Smokers’ Corner: I come in peace

Posted in Sunday, 17 July 2011
by Admin

In the last nine years or so, I am fortunate enough to have been able to travel extensively across much of Europe and Asia. More interesting (nay, alarming), however, is an observation about how rare are non-business or non-pilgrim Pakistani travellers.

For example, in Europe, if you tell someone that you are a vacationing Pakistani, you are bound to get curious looks. They only know about Pakistanis who have settled there or come only for quick business trips. Every year I find less and less Pakistani travellers on the streets of Europe or even in many Asian countries. The only ones you do see are either those travelling to Dubai or now Malaysia. However, I do come across a number of Indian travellers.

So it becomes natural for many across Asia and Europe to believe that I must be from India. This does not bother me. But it does bring to light the political and cultural perils of a nation that has just stopped travelling for leaisure.

Wise men across history have rightly emphasised the need for travel — especially how it enlightens the understanding of a person about the ways of those living outside their social and belief systems; and how this infuses in us an instinctive realisation about the importance of things like plurality and tolerance; and how tiny, rigid and delusional really is the world of an isolationist.

Of course, over the past many years, it hasn’t been easy for a lot of Pakistanis to acquire visas to a number of countries. Also, the economics has made it tough for most Pakistanis to even think about taking a vacation abroad. This is a cause for concern. I say this because the moment you step into another country, you begin to realise that life can be lived without constantly contemplating the fate of a government or the status of one’s religious beliefs. It happens to me every time I travel.

The realisation is always about how small and stressed our world has become. We work and then come back and watch or talk politics or religion, and nothing else besides. This can’t be right. The human mind is far too vast to only be cramped with cyclic political gossip (mistaken as political analysis and news), or with the constant, obsessive lashings of faith.

Raise your head out of your one-dimensionally contemplative navels, and you will notice how fast things like music, literature, sport, theatre, et al, are vanishing from our list of things to do and enjoy in Pakistan. There is no doubt about the gigantic economic and political problems we as a nation face. But think about it.
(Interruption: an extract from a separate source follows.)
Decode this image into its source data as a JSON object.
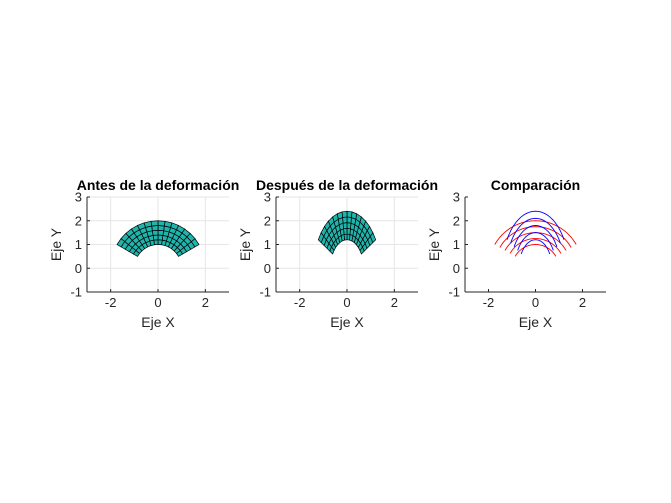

Go through histories of some of the most powerful reform movements and revolutions and it is clear that none of these were complete without hefty cultural contributions made to these movements by poets, playwrights, musicians, painters, even sportsmen/women.
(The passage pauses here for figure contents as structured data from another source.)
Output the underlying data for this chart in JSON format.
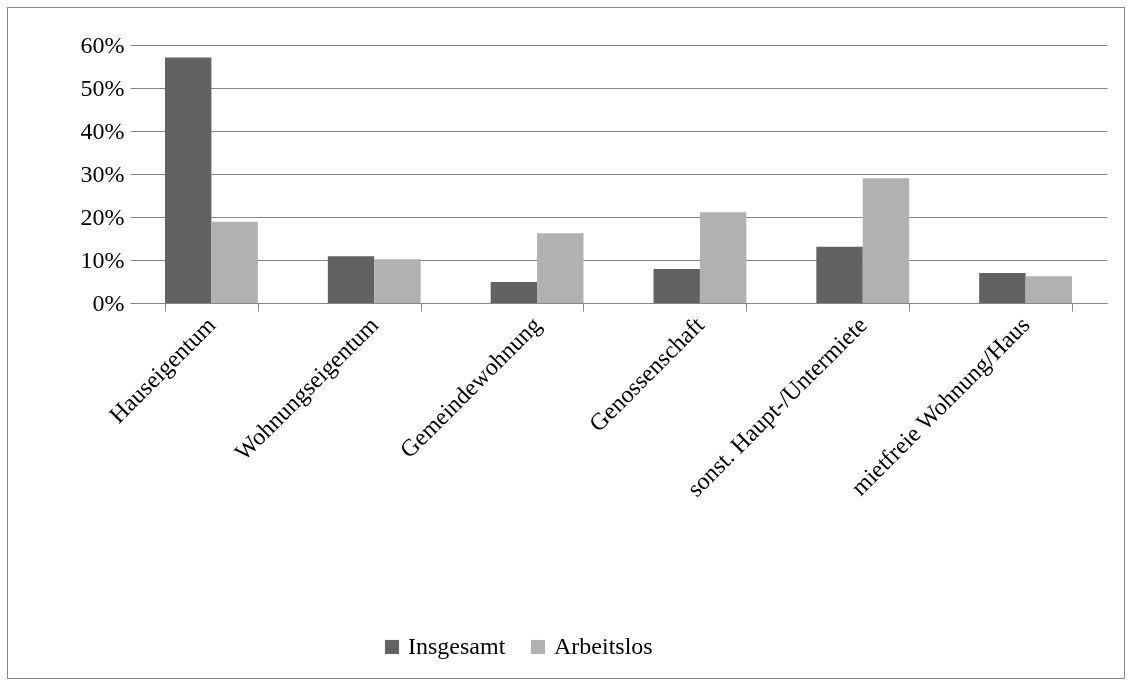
{
  "chart_data": {
    "type": "bar",
    "categories": [
      "Hauseigentum",
      "Wohnungseigentum",
      "Gemeindewohnung",
      "Genossenschaft",
      "sonst. Haupt-/Untermiete",
      "mietfreie Wohnung/Haus"
    ],
    "series": [
      {
        "name": "Insgesamt",
        "color": "#626262",
        "values": [
          57.1,
          10.9,
          4.9,
          7.9,
          13.1,
          7.0
        ]
      },
      {
        "name": "Arbeitslos",
        "color": "#b1b1b1",
        "values": [
          18.9,
          10.2,
          16.2,
          21.1,
          29.0,
          6.2
        ]
      }
    ],
    "ylim": [
      0,
      60
    ],
    "yticks": [
      {
        "value": 0,
        "label": "0%"
      },
      {
        "value": 10,
        "label": "10%"
      },
      {
        "value": 20,
        "label": "20%"
      },
      {
        "value": 30,
        "label": "30%"
      },
      {
        "value": 40,
        "label": "40%"
      },
      {
        "value": 50,
        "label": "50%"
      },
      {
        "value": 60,
        "label": "60%"
      }
    ],
    "grid": "y",
    "legend": "bottom"
  }
}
Our whole perspective on life, or more so, about what needs to be done has unfortunately shrunk to such an extent that all we are left with is a constant need to make lofty moral and faith-based judgments and denunciations, believing that ‘positive’ change can only come through ‘danda’, militaristic politics, or some impalpable form of religious order.

That’s all we talk about now. Faith and what gets passed these days as politics. Everything else has become unessential. It seems all of us have become myopic political animals with a narrow understanding of politics, something which now colours our understanding of the faith as well. We’ve forgotten where politics ends and faith begins.

We crave for reform, change and sometimes even revolution, and yet we have failed to understand that religion and politics alone can’t achieve these. And if and when they do, such a change or revolution will lack sympathy or admiration of what makes a civilisation thrive as an enlightened, cultured people.

Whenever I travel now, I look forward to meeting people who are not always judging me through their religious biases or figuring out where I stand politically. That can be a problem if you are a Pakistani, though. Because then all they want to talk to you about is Islam. But I don’t. I want to talk about music, sports, food, drink and art — subjects one rarely gets to talk about in Pakistan these days.

So what do I do? Let them call me an Indian? Sure, but then all they want to talk about is Bollywood and the IT! Don’t know much about that, I’m afraid. So this time when I went travelling, I decided to introduce myself as a citizen of Surinam!

I got this idea way back in 2003, when, while travelling across Europe I got talking to an Indian taxi driver. From English he swiftly switched to Hindi when I told him that I was from Pakistan. I asked him from where in India he was, and he shocked me by saying that he wasn’t from India at all. ‘I am from Surinam!’ he proudly announced.

As it turns out, Surinam, a small country in the Caribbean, has a huge Indian population. So this time that’s what I told people: I was from Surinam. And lo and behold, I got what I wanted — lots of discussions about fishing, hurricanes, beaches and drinks. Absolutely nothing on religion or politics. A fantastic time I had.